I is another/we imagine our identities into existence
What a wonderfully subversive notion;-)
I could see imagining identities into existence as resonating with some modernism and post-modernism. But I didn’t specifically have that in mind. More in the line with my thoughts, what I was pointing toward was the Songlines where the Australian Aborigines speak of singing the world into existence.
No, I don’t think that ‘reality’, as far as we know and experience it, can ever be separated from imagination. The dancer is the dance, for there is nowhere else to locate the dance except in the dancer dancing. It’s like those who wish to turn consciousness into a soul, a god in the gaps, or some elusive essence. As far as I can tell, consciousness is what it is conscious of.
“I is another.” Yep. That is why it is ‘we’ that imagine identity into existence. Identity, ideology, worldview, etc — it is all social as humans can’t be otherwise. I’m fond of the notion that we develop a theory of mind for others before we do so for ourselves. The ‘I’ in a direct fashion is very much another, comes from the ‘other’. And then we slip the mask on.
“I is another/we imagine our identities into existence.” That is indeed subversive. It’s also fascinating. One of my favorite words is ‘fascinating’. The world is a strange place. And the strangeness is far from being limited to the reactionary tricksiness of the conservative moral imagination.
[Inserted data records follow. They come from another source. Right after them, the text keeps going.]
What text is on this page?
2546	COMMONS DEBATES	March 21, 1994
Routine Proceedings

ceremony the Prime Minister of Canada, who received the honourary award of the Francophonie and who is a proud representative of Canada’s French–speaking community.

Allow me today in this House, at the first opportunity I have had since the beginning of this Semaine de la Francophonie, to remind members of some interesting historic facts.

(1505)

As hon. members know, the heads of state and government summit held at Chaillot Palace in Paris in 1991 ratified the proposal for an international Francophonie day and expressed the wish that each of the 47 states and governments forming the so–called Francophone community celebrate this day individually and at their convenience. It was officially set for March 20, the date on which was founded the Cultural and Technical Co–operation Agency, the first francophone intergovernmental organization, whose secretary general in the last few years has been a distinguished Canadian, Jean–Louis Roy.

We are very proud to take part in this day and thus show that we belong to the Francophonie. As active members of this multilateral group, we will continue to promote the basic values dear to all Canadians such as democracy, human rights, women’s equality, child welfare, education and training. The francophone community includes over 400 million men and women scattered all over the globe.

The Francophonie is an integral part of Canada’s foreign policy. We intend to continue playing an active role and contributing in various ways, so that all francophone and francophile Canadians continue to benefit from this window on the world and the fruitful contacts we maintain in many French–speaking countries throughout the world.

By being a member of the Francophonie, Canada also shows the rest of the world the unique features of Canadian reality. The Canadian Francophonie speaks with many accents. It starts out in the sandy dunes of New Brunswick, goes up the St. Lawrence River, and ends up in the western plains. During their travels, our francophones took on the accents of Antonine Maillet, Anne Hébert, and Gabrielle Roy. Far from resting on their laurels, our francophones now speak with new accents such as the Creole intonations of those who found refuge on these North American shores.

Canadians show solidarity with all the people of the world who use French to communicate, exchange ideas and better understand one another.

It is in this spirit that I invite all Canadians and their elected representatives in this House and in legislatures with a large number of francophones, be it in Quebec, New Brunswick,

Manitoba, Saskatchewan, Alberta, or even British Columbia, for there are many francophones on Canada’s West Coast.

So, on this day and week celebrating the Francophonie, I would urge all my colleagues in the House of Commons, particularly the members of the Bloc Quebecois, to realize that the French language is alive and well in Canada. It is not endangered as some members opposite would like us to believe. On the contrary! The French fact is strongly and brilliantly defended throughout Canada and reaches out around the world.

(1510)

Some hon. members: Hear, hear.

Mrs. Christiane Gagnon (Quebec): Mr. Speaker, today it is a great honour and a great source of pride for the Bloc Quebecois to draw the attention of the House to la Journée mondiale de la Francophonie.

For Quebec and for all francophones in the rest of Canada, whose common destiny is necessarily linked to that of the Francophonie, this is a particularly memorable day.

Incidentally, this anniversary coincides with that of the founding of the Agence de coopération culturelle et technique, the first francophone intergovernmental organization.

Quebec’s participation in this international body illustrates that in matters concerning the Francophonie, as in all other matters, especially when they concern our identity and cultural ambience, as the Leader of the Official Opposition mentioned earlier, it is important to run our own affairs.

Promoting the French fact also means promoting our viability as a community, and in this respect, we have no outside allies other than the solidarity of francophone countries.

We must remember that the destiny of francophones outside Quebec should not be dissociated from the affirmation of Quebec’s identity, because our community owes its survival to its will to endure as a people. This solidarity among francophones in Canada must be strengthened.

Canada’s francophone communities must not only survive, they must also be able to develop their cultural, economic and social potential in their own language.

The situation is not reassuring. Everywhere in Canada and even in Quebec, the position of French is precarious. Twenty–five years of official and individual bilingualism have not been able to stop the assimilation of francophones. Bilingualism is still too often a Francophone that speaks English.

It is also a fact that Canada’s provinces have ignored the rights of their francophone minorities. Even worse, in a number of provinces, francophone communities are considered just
I’m just stopping by again to this old conversation. Let me throw in another comment about Jaynes. One might compare religion to the bicameral mind, as the former only arises to the extent that the latter has become repressed.
During the rule of bicameral societies in the Bronze Age, there were no words for religion because there was no religion as such. The moral imagination was so pervasive and immersive that it couldn’t be separated out as a distinct category. There was no church, in the way there was no government — just the social order of voice-hearing itself.
One only needs religion when the voices have gone silent for religion is based on texts (i.e., dead word) where are written down the words of the last generations to hear the voices of the gods, spirits, and ancestors. Religion is not a thing but an absence.
The living moral imagination is a living voice of authorization that allows no space of thought between hearing and listening, between experiencing and action. This is why religion is so central to the reactionary mind of modern conservatism; and this is why conservatives turn moral imagination into yet another political tool.
Conservatives seek to control moral imagination for the very reason they fear the radicalism inherent to it. They place the living God in a box like a lamb chained up in an enclosure to make tender veal. The weak constitution of the modern mind can no longer handle the sharp claws and tough hide of the psyche’s wild game.